El doble castigo de estar preso

Las muertes, la enfermedades y las heridas son consecuencias del abandono y el mal trato dentro del Sistema Penitenciario Bonaerense.

Actualmente existen 54 cárceles y 310 comisarías en la Provincia de Buenos Aires en donde se reparten 34.050 personas privadas de su libertad. Según un informe de Comisión Provincial por la Memoria, desde 2001 hasta 2011, se han registrado 582 muertes de detenidos en el Servicio Penitenciario Bonaerense, de las cuales casi la mitad se calificaron de “traumáticas”, esto es, como producto de agresiones entre internos, heridas de arma blanca, quemaduras, ahorcamientos o suicidios.

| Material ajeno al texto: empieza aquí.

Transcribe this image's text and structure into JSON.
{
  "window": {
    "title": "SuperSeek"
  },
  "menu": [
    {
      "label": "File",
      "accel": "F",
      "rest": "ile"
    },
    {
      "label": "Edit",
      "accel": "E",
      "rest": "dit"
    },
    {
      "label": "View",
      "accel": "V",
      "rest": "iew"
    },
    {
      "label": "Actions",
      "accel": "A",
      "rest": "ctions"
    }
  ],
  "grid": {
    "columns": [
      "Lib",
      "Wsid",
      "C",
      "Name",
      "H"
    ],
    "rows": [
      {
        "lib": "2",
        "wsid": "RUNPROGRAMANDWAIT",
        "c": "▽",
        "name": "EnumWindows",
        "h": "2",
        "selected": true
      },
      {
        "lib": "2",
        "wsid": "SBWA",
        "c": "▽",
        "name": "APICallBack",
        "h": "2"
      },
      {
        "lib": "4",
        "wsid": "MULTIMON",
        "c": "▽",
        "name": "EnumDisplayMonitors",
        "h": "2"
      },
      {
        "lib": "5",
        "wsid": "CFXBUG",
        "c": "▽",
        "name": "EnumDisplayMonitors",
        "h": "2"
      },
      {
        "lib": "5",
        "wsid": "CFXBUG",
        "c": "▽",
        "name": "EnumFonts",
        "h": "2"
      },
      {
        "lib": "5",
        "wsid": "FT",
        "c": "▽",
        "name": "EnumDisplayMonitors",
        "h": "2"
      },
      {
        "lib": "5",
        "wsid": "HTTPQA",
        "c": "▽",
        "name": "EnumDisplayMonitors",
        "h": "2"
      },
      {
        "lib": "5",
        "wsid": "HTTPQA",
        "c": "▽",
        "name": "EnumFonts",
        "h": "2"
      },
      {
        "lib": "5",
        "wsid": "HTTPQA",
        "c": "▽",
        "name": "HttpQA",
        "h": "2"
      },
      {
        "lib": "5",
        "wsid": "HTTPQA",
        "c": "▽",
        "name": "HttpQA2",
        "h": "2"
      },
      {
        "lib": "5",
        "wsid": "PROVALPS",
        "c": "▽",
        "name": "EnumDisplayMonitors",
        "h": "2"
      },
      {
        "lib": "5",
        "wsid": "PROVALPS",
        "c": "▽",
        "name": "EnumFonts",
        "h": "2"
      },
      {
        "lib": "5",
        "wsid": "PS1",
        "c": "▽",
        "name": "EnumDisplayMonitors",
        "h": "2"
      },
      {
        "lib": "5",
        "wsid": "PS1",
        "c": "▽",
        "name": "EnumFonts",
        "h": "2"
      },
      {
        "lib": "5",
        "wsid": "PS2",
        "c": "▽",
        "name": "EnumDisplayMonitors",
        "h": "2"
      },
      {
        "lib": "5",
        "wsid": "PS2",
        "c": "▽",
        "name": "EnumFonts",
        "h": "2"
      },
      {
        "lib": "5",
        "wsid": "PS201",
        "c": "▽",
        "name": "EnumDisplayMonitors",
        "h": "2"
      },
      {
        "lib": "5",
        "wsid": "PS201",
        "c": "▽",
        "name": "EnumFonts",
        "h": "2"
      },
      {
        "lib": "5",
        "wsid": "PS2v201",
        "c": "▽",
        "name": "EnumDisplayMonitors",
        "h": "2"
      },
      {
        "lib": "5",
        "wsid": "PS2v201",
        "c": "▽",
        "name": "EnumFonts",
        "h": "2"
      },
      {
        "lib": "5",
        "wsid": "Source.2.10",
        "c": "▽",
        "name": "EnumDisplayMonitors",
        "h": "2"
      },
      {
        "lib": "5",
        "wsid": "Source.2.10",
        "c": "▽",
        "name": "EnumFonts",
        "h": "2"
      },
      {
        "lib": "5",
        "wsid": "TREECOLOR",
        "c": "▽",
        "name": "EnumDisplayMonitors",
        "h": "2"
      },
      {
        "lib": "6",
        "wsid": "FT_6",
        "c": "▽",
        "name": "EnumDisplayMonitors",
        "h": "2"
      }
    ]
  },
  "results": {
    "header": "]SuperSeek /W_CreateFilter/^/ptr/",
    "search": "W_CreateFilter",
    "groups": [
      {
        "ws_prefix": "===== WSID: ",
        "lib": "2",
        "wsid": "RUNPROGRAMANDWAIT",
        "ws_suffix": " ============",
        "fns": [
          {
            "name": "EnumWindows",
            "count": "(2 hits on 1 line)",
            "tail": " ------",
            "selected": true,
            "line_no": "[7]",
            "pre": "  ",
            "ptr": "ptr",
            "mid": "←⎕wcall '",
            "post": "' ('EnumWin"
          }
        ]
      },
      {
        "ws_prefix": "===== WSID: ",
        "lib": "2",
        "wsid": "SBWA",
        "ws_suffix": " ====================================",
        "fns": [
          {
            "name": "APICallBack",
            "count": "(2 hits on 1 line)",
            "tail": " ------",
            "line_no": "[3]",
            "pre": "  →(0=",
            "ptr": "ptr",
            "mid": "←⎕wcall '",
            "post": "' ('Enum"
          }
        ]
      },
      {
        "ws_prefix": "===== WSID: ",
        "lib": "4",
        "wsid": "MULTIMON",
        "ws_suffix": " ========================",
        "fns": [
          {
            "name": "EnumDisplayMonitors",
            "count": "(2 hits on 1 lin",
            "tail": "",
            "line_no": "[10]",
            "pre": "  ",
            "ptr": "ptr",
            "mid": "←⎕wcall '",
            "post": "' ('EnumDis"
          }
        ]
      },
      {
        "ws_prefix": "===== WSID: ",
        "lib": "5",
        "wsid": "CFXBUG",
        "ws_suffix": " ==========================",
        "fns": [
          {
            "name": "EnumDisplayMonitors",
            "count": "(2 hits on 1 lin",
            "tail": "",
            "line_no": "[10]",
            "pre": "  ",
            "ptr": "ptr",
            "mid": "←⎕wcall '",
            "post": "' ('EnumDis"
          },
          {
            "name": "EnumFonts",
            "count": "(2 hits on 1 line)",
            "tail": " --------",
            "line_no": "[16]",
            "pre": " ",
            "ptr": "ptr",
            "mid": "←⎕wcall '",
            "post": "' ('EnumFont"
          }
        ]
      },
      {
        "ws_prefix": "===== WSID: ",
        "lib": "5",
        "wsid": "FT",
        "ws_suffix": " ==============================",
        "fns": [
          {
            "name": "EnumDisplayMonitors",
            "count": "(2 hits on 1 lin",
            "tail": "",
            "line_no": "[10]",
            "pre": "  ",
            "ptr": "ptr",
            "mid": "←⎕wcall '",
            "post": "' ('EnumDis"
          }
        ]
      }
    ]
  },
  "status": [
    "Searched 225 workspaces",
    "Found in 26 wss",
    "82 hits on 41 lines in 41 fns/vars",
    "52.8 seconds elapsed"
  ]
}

Otras 350, se deben a causas naturales y enfermedades, y quedan 24 sin causa especificada.

Violaciones a los derechos humanos, hacinamiento, privación de asistencia médica, deficiencias edilicias, son las principales causas del extremo deterioro de un sistema que, a pesar de las innumerables denuncias que ha recibido, parece permanecer en las mismas condiciones.

Roberto Cipriano, director del Comité Contra la Tortura explicó que “la provincia de Buenos Aires ha mostrado algún tipo de preocupación pero no se han visto cambios visibles en la cotidianidad del sistema de encierro”.

Las prácticas de tortura y violencia son variadas y tienen plena vigencia. El submarino seco o húmedo, la picana eléctrica, los palazos con bastones de madera o goma maciza, los “manguerazos”de agua helada, el aislamiento y los constantes traslados, fueron y siguen siendo las armas predilectas para “disciplinar” a los reclusos. Como prueba, 1200 hechos de violencia institucional fueron registrados sólo en 2011 en el ámbito provincial.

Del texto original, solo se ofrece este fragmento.